If you’re taking long flights (more than three hours seated) it would be advisable to put on pantyhose of medium or soft compression before boarding to prevent cramps and blood clots from being immobile for too long.

5. Get Some Rest


Try to rest or sleep during the flight to give your skin some time to recover. I know it can be so uncomfortable to sleep on flights. The seats feel cramped and we can’t lean to the sides usually. I hate it. Some things that could help improve this are carrying a soft pillow if you can and considering taking a sleeping sedative. I usually take Ayurvedic Ashwagandha 30 minutes before my flight.

Dr Kiran shares what not to do:

1.⁠ ⁠Don’t Overdo the Makeup


Avoid heavy makeup that can clog your pores. It’s best if you go makeup-free to allow your skin to breathe. If you must wear makeup, consider using a tinted moisturiser or mineral makeup. I stick to a nice moisturising lipstick, eyebrow pencils and brushes, and I use Vaseline as a highlighter (which doubles as a moisturiser too).

2.⁠ ⁠Avoid Touching Your Face


Try to avoid touching your face to minimise the transfer of bacteria and oil from your hands to your skin. Airports harbour so much bacteria and when you’re travelling your hands go everywhere from check-in to security check to tiny bathrooms to baggage claim. Carry a sanitiser to keep your hands clean as much as possible.

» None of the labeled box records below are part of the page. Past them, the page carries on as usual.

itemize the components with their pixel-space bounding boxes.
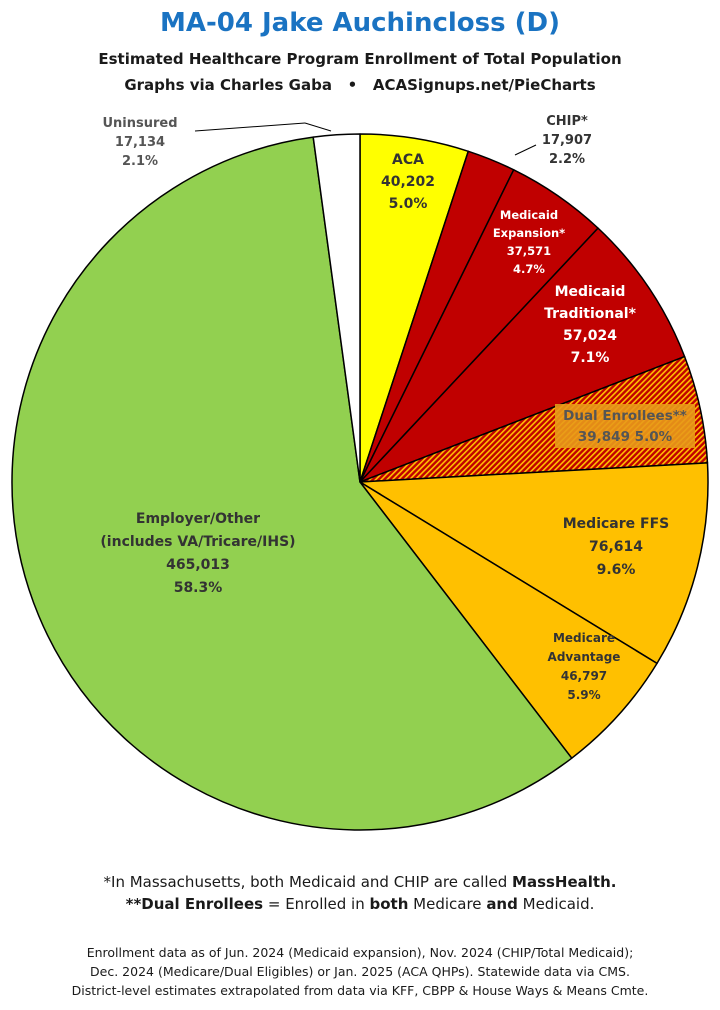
footnote-dual-both: both [369,895,409,913]
credit-bullet: • [347,76,358,94]
chart-title: MA-04 Jake Auchincloss (D) [159,8,561,38]
slice-label-line: CHIP* [546,114,588,129]
slice-label-line: 40,202 [381,174,435,190]
slice-label-line: Advantage [548,650,621,664]
slice-label-line: 2.2% [549,152,585,167]
slice-label-medicaid-traditional: Medicaid Traditional* 57,024 7.1% [544,284,637,366]
slice-label-uninsured: Uninsured 17,134 2.1% [102,116,177,169]
slice-label-line: 4.7% [513,262,545,276]
credit-author: Graphs via Charles Gaba [124,76,332,94]
source-notes: Enrollment data as of Jun. 2024 (Medicai… [0,943,720,1000]
slice-label-line: 37,571 [507,244,551,258]
slice-label-line: Medicare FFS [563,516,669,532]
slice-label-line: Expansion* [493,226,565,240]
slice-label-line: 9.6% [597,562,636,578]
slice-label-line: Dual Enrollees** [563,408,687,424]
slice-labels: ACA 40,202 5.0% CHIP* 17,907 2.2% Medicaid Expa… [100,114,695,702]
slice-label-medicare-ffs: Medicare FFS 76,614 9.6% [563,516,669,578]
credit-line: Graphs via Charles Gaba • ACASignups.net… [0,76,720,94]
slice-label-line: ACA [392,152,424,168]
slice-label-line: Medicaid [500,208,558,222]
chart-subtitle: Estimated Healthcare Program Enrollment … [98,50,622,68]
slice-label-line: 5.9% [567,688,600,702]
slice-label-line: 5.0% [389,196,428,212]
pie-slice-medicare-advantage [359,481,658,759]
leader-line [304,122,332,132]
slice-label-line: Medicare [553,631,615,645]
slice-label-line: Employer/Other [136,511,260,527]
slice-label-line: 2.1% [122,154,158,169]
slice-label-line: 58.3% [174,580,223,596]
source-note-line: District-level estimates extrapolated fr… [71,983,649,998]
slice-label-employer-other-includes-va-tricare-ihs: Employer/Other (includes VA/Tricare/IHS) 4… [100,511,295,596]
slice-label-line: 17,134 [115,135,165,150]
footnote-masshealth: *In Massachusetts, both Medicaid and CHI… [0,873,720,891]
leader-lines [194,122,537,156]
dual-enrollees-label-background [555,404,695,448]
pie-slice-employer-other-includes-va-tricare-ihs [11,136,573,831]
slice-label-line: Medicaid [555,284,626,300]
footnote-dual-text-2: Medicare [408,895,487,913]
slice-label-line: 76,614 [589,539,643,555]
source-note-line: Enrollment data as of Jun. 2024 (Medicai… [86,945,634,960]
pie-slice-uninsured [312,133,361,483]
slice-label-chip: CHIP* 17,907 2.2% [542,114,592,167]
slice-label-line: 7.1% [571,350,610,366]
source-note-line: Dec. 2024 (Medicare/Dual Eligibles) or J… [90,964,630,979]
footnote-dual-text-3: Medicaid. [517,895,595,913]
slice-label-line: 46,797 [561,669,607,683]
slice-label-dual-enrollees: Dual Enrollees** 39,849 5.0% [563,408,687,445]
slice-label-aca: ACA 40,202 5.0% [381,152,435,212]
slice-label-medicaid-expansion: Medicaid Expansion* 37,571 4.7% [493,208,565,276]
slice-label-medicare-advantage: Medicare Advantage 46,797 5.9% [548,631,621,702]
slice-label-line: (includes VA/Tricare/IHS) [100,534,295,550]
footnote-masshealth-text: *In Massachusetts, both Medicaid and CHI… [103,873,513,891]
footnote-dual-text-1: = Enrolled in [263,895,370,913]
leader-line [194,122,306,132]
footnote-masshealth-bold: MassHealth. [512,873,617,891]
slice-label-line: 465,013 [166,557,230,573]
pie-slice-medicaid-traditional [359,227,686,483]
pie-slices [11,133,709,831]
pie-chart: ACA 40,202 5.0% CHIP* 17,907 2.2% Medicaid Expa… [11,114,709,831]
leader-line [514,144,537,156]
pie-slice-medicare-ffs [359,462,709,665]
slice-label-line: Traditional* [544,306,637,322]
slice-label-line: 57,024 [563,328,617,344]
footnote-dual-term: **Dual Enrollees [125,895,264,913]
slice-label-line: 17,907 [542,133,592,148]
slice-label-line: Uninsured [102,116,177,131]
footnote-dual-and: and [486,895,518,913]
footnote-dual: **Dual Enrollees = Enrolled in both Medi… [0,895,720,913]
slice-label-line: 39,849 5.0% [578,429,673,445]
credit-url: ACASignups.net/PieCharts [372,76,596,94]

3.⁠ ⁠Go easy on alcohol and salty food


As fun as it can be at times to enjoy a drink on the flight, alcohol can dehydrate your body, so limit your intake. The same holds for salty foods. Pack some snacks from home instead.

Here are some products to try mid-air:

Dedicate a ziplock bag or a very cute travel beauty kit to carry all your products. Some countries have limitations on liquids you can carry, for example, the United Kingdom only allows 100ml whereas this is not the rule in India. So read the regulations before you pack. But either way, it’s probably smart to travel light so carry 3-4 products only and invest in minis.

Dr Kiran Sethi recommends:

Peltos Hyaluronic Acid Sleep Mask

Available at:

Laneige Water Sleeping Mask

Available at:

The Vichy Volcanic Water Face Mist

Available at:

iS Clinical Copper Firming Mist

Available at:

Colorescience Sunforgettable

Available at:

Heliocare Spray

Available at:

Supergoop Unseen Sunsscreen SPF 40

Available at:

Helpful things I carry in my travel kit:

1. A tiny hair brush or a comb


2. Lip balms

3. Mints

4. Mini-sized or sample perfumes


5. Electrolytes or a Vitamin C drink



We hope this helps you have a smoother in-flight skin journey.